At the time, the police reported that only two people were injured.
“At least five people get shot during the series of operations in West Kingston on Monday,” said Samantha, who was among a large group of residents from Charles Street who protested in the streets yesterday.
They residents made accusation as Opposition Leader Andrew Holness and West Kingston Member of Parliament Desmond McKenzie toured the area.
Police on Monday alleged that they went in the area in search of criminal elements when they were shot at by men at a premises on Charles Street.
They returned fire, and during the alleged shoot-out, six persons were killed — three of whom the police later said were wanted for various crimes, including murder.

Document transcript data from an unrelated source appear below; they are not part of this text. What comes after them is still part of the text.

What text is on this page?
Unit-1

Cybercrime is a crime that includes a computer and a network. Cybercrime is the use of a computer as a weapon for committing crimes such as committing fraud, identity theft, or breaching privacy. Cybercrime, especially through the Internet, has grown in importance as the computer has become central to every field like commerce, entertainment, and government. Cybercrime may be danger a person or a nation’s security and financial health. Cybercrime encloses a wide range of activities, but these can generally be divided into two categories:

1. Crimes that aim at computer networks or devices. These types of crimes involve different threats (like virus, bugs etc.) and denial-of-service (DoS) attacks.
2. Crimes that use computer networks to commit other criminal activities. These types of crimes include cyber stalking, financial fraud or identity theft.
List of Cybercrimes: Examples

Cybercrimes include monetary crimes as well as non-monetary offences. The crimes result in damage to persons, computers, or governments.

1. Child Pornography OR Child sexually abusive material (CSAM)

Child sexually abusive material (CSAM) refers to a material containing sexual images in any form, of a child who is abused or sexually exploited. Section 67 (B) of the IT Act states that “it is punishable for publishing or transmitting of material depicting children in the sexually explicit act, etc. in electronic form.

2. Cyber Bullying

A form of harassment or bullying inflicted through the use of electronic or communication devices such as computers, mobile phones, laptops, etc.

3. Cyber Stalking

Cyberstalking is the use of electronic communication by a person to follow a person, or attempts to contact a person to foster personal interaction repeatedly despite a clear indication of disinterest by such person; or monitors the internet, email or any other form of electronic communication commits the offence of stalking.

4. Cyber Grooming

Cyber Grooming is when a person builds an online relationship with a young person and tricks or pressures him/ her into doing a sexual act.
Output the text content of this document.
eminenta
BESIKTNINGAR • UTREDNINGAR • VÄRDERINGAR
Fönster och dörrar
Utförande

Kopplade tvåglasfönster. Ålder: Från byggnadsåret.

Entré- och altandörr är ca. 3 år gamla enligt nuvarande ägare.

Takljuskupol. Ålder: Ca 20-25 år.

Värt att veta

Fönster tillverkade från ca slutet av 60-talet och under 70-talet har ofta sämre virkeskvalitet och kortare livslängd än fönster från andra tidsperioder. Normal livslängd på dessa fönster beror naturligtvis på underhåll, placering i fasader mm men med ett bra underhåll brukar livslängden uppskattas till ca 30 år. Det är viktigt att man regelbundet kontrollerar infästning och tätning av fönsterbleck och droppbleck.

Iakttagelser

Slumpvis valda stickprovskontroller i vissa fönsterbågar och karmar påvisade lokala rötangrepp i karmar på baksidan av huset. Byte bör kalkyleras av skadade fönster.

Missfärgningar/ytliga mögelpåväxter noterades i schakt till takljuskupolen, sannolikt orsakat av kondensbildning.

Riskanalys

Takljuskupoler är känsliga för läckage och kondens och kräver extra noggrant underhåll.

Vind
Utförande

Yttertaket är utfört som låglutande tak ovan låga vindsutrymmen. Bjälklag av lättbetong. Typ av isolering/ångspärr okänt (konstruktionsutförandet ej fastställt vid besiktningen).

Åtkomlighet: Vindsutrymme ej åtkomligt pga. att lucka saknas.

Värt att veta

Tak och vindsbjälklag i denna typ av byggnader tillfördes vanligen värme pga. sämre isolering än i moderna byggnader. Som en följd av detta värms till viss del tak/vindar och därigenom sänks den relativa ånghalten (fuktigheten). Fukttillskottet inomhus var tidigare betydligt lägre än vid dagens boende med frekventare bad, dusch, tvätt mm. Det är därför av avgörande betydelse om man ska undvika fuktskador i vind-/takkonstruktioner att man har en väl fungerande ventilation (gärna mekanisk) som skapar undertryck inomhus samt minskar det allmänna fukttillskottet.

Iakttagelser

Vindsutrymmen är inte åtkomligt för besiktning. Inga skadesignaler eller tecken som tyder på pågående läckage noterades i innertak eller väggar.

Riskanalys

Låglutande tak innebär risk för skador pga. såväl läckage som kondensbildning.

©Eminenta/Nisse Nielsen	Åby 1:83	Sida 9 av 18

However, among the dead were also two elderly men, George Edmonson and Wesley Simpson and teenager Niketa Cameron.
The shootings have sparked outcry, with rights group Jamaicans for Justice and the Independent Commission of Investigations as well as the Office of the Public Defender expressing alarm that more than 20 people were killed by the police between March 1 and 5.
The killings have since drawn the attention of Amnesty International, which called for the authorities to mount an effective investigation into recent and past police operations.
“The recent wave of police killings in Jamaica is shocking but unfortunately not unprecedented,” the group said in a release issued yesterday.
“The problem is that police continue to enter marginalised inner-city communities as if everyone there is a criminal suspect,” it added.
Yesterday, Errol Tracey — who appeared well in his 50s — said he, too, was injured in the incident. He claimed that the police were firing wildly in the area.
“I don’t know what the woman in the crowd said to the officer, same time the policeman just fired into the crowd and walked away,” said Tracey, noting that he bystanders rushed him to a hospital.
He said another woman was also shot and injured during the incident. Other residents concurred, some saying that the operation brought back memories of the May 2010 operation to apprehend then don Christopher ‘Dudus’ Coke in nearby Tivoli Gardens, which left more than 70 persons dead.
“At about midday, the police them run in a the yard with them guns blazing,” said Isabelle Stern, the sister of one of the men killed.
“Them say them kill me brother running, but how him fi a run when him foot break?” the woman asked.
Samantha Breaker, an 18-year-old who was left bedridden after she was also shot during the operation, said she was still in shock.
“I was sitting down in a section of the yard when I heard the shots and saw a police team running into the yard,” said Breaker.
Meanwhile, Beverly Kennedy, the mother of the 13-year-old dead girl, wept openly.
“There are more than 30 people living in the yard, and when the police them run in, them just start to fire shots wildly,” Kennedy alleged.
“When the police them run in the yard, me daughter was on the ground crying out; is more than five shot she get,” the woman wailed.
Yesterday, following the many complaints, Holness and McKenzie called on the Police High Command to carry out a thorough investigation.